Delp met them at the rail. His crest drooped. “I am sorry it must end thus,” he said. “We could have been friends.”

“Perhaps it does not end just so soon,” said Van Rijn.

“What do you mean?” Tired eyes regarded him without hope.

“Maybe you see pretty quick. Delp” — Van Rijn laid a paternal hand on the Drak’ho’s shoulder — “you are a good young chap. I could use a one like you, as a part-time agent for some tradings in these parts. On fat commissions, natural. But for now, remember you are the one they all like and respect. If anything happens to the admiral, there will be panic and uncertainty… they will turn to you for advice. If you act fast at such a moment, you can be admiral yourself! Then maybe we do business, ha?”

He left Delp gaping and swung himself with apish speed down into the canoe. “Now, boys,” he said, “row like hell.”

They were almost back to their own fleet when Wace saw clotted wings whirl up from the royal raft. He gulped. “Has the attack… has it begun already?” He cursed himself that his voice should be an idiotic squeak.
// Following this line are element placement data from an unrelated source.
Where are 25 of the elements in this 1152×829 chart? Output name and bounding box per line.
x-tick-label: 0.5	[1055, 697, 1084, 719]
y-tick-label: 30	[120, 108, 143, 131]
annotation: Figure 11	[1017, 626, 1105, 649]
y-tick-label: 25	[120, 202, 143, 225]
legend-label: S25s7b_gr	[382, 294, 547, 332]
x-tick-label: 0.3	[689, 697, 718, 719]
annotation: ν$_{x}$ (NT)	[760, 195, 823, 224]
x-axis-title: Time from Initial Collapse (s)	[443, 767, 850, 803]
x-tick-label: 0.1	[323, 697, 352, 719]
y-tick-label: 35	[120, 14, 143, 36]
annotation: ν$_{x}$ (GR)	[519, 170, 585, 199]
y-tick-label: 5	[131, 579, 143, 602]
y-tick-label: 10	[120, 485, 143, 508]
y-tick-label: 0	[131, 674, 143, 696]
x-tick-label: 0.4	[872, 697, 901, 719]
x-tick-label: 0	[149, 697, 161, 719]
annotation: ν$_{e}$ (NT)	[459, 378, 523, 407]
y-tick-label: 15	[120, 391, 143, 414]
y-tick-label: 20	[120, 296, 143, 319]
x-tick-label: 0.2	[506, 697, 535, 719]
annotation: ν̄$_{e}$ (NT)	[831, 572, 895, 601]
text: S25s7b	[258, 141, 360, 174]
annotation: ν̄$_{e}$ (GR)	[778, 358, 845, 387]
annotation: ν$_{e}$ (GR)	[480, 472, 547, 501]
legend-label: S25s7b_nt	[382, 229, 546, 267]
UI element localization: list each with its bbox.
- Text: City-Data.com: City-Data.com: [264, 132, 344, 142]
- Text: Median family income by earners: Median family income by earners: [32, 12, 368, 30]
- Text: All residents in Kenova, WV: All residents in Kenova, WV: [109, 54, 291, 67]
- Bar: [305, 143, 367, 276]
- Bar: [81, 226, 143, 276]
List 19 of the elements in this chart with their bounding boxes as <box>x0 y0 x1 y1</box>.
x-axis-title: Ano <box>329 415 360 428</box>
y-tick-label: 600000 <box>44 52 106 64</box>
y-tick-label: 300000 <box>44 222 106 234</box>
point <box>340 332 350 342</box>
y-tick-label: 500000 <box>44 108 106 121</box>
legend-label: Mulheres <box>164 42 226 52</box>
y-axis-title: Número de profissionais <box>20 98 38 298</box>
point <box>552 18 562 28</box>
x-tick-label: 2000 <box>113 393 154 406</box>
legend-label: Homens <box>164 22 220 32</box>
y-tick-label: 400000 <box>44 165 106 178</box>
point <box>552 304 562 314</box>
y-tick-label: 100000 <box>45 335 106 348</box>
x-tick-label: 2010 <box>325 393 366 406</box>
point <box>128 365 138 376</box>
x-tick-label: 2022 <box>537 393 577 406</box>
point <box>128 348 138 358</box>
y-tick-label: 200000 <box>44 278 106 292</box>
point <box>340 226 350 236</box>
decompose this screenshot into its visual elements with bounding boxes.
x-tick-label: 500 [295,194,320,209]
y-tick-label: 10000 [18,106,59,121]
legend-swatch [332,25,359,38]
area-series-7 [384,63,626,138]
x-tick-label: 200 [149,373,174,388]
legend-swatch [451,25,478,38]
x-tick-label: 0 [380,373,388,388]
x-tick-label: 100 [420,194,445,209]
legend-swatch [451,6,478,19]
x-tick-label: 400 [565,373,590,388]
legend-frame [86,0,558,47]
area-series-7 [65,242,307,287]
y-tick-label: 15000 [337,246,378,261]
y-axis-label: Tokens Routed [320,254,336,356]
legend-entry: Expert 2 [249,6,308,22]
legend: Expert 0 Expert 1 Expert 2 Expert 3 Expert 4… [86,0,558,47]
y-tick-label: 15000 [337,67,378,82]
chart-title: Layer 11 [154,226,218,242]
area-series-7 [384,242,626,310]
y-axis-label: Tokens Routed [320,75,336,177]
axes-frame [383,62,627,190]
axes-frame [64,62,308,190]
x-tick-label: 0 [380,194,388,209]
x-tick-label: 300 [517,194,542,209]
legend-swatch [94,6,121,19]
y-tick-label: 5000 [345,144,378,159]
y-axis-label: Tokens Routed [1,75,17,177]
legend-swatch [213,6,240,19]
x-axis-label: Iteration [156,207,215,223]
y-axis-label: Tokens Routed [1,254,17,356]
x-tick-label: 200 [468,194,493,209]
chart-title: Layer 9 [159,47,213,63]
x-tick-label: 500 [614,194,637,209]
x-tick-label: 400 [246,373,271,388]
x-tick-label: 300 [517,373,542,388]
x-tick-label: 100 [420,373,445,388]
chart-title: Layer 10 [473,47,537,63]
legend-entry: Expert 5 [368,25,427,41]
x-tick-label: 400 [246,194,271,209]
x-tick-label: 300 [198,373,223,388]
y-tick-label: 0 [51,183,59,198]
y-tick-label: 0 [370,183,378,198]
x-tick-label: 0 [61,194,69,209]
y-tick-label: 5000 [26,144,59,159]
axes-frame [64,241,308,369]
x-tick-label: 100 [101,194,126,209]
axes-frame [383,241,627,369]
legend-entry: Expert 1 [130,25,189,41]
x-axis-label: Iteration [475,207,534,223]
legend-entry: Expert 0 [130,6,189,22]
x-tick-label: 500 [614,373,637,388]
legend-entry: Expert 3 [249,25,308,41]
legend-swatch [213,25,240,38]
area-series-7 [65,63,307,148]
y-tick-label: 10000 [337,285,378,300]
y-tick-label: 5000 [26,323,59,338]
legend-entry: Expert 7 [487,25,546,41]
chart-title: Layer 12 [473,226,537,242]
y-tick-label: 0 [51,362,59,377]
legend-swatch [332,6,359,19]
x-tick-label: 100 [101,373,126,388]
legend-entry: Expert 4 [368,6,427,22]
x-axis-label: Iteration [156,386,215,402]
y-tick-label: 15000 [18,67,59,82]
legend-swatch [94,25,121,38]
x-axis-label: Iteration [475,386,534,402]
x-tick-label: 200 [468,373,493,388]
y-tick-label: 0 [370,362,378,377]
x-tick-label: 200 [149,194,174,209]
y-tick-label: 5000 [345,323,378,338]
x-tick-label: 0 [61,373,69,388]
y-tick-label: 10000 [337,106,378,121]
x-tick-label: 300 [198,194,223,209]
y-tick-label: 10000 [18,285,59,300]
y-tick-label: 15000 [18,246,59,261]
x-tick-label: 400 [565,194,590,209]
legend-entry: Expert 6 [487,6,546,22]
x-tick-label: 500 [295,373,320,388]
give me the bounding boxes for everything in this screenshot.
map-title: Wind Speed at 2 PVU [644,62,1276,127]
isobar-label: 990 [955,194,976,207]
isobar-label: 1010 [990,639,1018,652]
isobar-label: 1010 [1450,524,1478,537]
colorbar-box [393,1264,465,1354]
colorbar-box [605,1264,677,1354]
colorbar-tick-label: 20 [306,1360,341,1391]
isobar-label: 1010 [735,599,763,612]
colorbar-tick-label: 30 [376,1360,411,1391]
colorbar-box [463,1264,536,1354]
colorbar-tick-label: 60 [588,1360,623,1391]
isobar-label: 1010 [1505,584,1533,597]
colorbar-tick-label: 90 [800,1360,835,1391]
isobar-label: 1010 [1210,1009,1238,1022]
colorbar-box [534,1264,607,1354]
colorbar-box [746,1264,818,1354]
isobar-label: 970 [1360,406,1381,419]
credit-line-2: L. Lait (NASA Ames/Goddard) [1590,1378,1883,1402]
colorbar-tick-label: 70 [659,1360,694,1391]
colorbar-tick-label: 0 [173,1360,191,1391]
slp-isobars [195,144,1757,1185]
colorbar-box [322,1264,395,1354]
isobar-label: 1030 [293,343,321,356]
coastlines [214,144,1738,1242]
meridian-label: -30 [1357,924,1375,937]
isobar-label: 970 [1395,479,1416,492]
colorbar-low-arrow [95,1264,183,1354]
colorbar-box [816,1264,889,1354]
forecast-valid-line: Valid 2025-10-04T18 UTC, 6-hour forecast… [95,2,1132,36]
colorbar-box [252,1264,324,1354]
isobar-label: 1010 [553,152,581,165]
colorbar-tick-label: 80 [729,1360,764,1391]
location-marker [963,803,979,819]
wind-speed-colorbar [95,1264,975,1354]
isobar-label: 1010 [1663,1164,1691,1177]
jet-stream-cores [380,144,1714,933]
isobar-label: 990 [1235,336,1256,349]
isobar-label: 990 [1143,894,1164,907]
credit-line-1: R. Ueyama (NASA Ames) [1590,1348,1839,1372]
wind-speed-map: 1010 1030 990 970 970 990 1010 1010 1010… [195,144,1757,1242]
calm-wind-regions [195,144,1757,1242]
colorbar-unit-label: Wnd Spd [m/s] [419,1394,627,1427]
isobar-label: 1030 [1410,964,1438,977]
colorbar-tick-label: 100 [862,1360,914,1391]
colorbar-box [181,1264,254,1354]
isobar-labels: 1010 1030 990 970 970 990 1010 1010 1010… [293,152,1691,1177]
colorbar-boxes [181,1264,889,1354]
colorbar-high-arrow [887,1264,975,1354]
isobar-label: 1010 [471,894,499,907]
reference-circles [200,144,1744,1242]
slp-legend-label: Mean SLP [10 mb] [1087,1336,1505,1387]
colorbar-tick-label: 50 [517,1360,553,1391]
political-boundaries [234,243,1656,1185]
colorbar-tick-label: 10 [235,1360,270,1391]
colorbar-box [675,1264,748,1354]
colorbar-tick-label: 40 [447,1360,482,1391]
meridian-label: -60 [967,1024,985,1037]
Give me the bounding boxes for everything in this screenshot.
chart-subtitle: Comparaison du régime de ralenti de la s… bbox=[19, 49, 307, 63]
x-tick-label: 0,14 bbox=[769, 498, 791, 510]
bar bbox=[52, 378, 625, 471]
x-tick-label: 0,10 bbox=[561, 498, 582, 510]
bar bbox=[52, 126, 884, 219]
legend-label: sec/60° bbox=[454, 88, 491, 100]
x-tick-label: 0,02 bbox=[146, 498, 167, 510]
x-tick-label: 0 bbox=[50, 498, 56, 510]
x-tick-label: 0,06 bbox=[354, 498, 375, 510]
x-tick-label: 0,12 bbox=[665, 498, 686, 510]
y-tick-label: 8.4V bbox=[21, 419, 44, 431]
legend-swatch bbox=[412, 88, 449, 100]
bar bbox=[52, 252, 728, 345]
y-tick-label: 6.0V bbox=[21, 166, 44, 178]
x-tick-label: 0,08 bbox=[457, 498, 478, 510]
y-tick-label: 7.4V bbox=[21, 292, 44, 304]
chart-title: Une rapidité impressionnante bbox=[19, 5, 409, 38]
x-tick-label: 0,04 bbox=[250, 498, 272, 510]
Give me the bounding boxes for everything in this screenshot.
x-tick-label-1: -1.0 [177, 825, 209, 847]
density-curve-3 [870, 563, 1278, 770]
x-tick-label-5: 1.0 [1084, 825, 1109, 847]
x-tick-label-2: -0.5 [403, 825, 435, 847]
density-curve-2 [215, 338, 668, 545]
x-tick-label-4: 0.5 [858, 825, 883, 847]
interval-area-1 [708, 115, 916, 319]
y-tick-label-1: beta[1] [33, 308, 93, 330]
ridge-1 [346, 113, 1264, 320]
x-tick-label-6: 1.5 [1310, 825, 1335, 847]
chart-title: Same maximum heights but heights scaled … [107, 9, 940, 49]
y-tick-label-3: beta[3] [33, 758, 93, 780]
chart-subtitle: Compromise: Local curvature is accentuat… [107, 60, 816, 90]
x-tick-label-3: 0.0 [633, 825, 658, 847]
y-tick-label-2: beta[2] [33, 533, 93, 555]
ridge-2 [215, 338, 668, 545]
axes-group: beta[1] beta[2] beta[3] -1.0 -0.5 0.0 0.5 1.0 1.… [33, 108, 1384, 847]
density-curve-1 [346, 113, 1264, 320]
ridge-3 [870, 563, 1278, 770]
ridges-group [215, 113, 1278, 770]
“Well, I am glad we are not close to them.” Van Rijn, standing up as he had done the whole trip, nodded complacently. “But I think not this is the war. I think they are just disturbed. Soon Delp will take charge and calms them down.”

“But — Delp?”

Van Rijn shrugged. “If Diomedean proteins is deadly to us,” he said, “ours should not be so good for them, ha? And our late friend T’heonax took a big mouthful of me. It all goes to show, these foul tempers only lead to trouble. Best you follow my example. When I am attacked, I turn the other cheek.”